In Hamilton's Appeal, our Supreme Court concluded that a municipality’s operation of a sewer system was an action within the municipality’s proprietary, and not governmental capacity, and hence that a municipality could not finance the operation of its sewer system through a general tax. The court then concluded that a sewer charge imposed by the City of Philadelphia (City) was a tax since it was assessed against properties not connected to the City’s sewer system, and in this regard, noting that the charge had purportedly been imposed pursuant to the provisions of Section I of [the Sewer Act] concluded that ‘[h]aving due regard for the ordinary meaning of the un*217 ambiguous language used in the Act, it would appear solely to charges based upon actual user [sic] of the sewer system....’ Id. at 22, 16 A.2d at 35. Even if we were to assume, however, that the Supreme Court’s reasoning that a municipality’s operation of a sewer system is solely an action within its proprietary capacity is still valid in light of the many environmental laws which have subsequently been enacted recognizing the importance of sewer systems to the general health and welfare of communities, the fact remains that Hamilton's Appeal only addressed itself to sewer fees imposed by municipalities pursuant to Section 1 of the Sewer Act, and not to charges, as here, imposed by municipal authorities pursuant to Section 4 of the Act.
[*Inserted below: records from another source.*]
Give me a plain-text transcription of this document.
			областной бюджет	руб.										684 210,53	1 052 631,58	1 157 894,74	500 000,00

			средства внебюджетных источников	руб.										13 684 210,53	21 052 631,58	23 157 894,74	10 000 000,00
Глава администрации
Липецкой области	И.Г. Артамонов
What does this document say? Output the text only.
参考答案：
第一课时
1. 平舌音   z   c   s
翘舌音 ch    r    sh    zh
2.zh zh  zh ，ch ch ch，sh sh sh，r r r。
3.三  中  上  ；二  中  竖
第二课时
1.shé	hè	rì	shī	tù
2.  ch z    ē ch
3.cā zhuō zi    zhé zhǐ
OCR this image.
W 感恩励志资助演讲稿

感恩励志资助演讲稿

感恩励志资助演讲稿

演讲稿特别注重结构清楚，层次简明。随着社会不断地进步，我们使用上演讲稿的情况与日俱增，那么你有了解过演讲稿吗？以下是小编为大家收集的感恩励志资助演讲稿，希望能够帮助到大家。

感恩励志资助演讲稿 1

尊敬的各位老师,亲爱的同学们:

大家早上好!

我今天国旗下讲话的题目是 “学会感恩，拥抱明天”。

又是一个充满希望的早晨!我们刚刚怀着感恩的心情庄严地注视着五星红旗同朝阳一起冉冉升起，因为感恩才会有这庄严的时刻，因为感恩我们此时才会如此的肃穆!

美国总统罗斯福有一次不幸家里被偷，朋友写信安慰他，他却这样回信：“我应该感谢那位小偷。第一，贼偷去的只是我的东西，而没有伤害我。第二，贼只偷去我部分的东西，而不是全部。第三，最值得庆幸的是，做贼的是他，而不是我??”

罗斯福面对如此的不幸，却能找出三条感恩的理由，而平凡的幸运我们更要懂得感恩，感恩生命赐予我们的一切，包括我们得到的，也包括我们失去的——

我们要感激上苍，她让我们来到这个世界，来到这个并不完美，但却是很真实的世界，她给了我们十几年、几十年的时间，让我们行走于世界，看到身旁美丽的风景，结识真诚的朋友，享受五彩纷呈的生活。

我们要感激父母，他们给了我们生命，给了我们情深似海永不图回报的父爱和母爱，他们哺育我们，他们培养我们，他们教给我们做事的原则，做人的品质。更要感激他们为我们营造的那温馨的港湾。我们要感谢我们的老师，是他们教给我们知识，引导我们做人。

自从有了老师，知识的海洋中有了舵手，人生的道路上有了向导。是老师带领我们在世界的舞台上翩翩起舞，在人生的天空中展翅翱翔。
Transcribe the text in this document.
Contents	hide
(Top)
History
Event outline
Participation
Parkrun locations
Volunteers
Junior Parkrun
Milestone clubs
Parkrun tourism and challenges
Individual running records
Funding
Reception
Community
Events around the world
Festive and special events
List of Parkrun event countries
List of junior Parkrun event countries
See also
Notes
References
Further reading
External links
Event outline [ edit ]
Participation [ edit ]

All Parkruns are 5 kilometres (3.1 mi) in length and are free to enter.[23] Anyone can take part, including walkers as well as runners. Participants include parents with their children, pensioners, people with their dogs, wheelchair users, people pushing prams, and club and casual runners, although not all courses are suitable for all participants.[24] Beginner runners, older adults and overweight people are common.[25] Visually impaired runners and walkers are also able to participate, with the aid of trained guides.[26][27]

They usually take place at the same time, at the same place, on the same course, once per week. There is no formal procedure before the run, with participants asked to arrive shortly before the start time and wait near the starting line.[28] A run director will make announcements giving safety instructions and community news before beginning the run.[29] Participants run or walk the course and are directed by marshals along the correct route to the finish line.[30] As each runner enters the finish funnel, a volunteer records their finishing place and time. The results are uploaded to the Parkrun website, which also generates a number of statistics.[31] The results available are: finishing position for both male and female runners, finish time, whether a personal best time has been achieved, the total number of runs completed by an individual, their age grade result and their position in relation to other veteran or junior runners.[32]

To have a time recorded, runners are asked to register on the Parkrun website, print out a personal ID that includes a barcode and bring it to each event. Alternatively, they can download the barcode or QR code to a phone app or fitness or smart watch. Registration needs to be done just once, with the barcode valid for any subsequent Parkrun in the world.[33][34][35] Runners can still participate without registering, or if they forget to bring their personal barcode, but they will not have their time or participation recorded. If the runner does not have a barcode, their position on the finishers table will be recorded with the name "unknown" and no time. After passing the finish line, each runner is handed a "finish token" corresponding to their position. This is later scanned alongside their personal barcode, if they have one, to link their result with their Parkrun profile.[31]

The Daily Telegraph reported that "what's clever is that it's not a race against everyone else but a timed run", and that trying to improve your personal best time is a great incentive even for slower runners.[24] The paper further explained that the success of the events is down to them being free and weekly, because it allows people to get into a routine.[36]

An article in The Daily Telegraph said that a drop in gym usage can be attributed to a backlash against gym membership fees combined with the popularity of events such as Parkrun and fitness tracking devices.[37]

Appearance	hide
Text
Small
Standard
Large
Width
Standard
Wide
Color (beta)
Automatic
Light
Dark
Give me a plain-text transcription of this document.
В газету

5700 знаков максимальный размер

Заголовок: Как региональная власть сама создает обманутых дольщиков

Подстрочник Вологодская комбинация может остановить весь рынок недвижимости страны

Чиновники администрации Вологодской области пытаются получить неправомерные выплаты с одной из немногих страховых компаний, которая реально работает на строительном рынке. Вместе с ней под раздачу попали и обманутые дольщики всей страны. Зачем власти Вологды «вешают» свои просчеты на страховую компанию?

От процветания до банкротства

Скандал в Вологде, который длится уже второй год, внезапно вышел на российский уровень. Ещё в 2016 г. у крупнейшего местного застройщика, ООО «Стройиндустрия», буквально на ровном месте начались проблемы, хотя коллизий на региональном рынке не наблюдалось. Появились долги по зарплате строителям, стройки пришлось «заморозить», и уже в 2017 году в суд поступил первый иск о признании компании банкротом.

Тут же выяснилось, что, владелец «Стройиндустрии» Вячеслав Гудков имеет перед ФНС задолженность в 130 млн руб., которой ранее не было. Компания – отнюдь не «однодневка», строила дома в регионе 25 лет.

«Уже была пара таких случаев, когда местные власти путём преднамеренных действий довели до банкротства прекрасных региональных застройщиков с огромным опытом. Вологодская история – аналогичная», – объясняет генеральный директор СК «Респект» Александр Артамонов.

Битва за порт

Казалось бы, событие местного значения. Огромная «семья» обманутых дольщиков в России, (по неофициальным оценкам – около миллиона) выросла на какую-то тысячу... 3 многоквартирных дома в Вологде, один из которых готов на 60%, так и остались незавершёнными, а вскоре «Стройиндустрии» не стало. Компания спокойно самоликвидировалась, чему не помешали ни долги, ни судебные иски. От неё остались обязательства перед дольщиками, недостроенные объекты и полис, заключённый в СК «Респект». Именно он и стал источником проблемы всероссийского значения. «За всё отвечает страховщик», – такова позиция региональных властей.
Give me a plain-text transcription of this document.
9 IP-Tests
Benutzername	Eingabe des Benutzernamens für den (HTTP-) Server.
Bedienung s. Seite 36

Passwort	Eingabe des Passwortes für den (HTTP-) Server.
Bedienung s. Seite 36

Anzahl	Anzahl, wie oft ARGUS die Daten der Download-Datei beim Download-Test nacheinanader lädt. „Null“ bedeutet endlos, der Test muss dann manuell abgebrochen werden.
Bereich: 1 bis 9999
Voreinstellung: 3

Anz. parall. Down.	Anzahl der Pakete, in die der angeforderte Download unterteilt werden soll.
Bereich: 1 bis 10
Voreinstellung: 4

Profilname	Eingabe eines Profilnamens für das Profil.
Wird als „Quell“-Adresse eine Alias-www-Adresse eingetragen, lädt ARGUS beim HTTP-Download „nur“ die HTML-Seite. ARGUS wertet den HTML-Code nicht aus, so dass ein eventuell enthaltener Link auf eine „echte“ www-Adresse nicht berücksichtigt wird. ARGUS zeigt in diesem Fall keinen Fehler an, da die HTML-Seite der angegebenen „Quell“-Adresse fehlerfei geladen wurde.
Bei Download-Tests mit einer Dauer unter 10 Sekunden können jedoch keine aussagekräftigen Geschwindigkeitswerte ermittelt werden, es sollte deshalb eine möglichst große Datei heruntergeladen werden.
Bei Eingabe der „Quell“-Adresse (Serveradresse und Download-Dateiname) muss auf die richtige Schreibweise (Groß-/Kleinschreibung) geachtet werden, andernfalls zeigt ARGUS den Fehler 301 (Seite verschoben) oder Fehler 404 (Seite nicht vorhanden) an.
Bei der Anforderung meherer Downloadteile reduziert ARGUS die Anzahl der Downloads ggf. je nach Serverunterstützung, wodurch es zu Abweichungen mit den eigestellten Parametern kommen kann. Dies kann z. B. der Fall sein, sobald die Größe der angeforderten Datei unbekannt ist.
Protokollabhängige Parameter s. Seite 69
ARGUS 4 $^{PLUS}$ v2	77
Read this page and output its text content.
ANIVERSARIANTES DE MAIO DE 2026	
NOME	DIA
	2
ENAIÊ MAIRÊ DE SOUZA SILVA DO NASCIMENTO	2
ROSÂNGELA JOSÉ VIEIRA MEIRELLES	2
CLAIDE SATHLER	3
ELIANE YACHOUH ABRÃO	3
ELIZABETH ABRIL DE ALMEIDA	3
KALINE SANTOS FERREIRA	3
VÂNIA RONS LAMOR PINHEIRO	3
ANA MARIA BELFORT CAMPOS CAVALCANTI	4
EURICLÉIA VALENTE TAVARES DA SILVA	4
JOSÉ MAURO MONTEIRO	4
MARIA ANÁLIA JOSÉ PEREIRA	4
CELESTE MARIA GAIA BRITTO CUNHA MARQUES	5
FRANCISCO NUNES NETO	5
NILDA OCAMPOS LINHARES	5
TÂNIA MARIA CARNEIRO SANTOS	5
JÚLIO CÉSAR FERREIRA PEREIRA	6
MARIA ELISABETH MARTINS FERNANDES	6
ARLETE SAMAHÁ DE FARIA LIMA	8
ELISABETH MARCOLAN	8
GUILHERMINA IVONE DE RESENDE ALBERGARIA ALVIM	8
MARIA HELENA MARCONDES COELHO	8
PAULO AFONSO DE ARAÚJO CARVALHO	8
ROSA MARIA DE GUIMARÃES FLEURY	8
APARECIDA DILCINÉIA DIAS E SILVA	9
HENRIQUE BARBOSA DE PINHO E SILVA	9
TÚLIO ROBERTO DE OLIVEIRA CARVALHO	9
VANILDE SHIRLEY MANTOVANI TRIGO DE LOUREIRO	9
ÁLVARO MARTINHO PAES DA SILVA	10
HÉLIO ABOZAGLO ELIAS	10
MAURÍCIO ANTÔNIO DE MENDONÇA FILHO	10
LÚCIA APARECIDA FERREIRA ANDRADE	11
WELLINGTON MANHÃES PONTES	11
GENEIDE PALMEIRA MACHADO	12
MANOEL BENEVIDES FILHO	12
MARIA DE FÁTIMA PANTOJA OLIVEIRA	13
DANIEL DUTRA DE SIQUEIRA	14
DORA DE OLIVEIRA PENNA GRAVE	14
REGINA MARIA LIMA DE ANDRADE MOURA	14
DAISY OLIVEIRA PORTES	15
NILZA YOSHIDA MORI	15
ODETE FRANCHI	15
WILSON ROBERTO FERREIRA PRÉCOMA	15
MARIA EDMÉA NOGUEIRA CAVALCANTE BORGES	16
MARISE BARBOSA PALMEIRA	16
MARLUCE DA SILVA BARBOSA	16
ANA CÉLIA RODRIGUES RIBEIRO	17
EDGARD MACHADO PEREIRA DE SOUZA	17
Hence, Hamilton’s Appeal is clearly distinguishable from our decision in Marnickas which is controlling here.
Id., 481 A.2d at 387.
. See the City of Philadelphia Ordinance, approved August 1, 1940.
. Act of April 14, 2006, P.L. 85, 53 P.S. §§ 3102.101-3102.507.
. As previously discussed, municipal authorities are granted broad powers to carry out their statutory purposes. See 53 Pa.C.S. § 5607(d).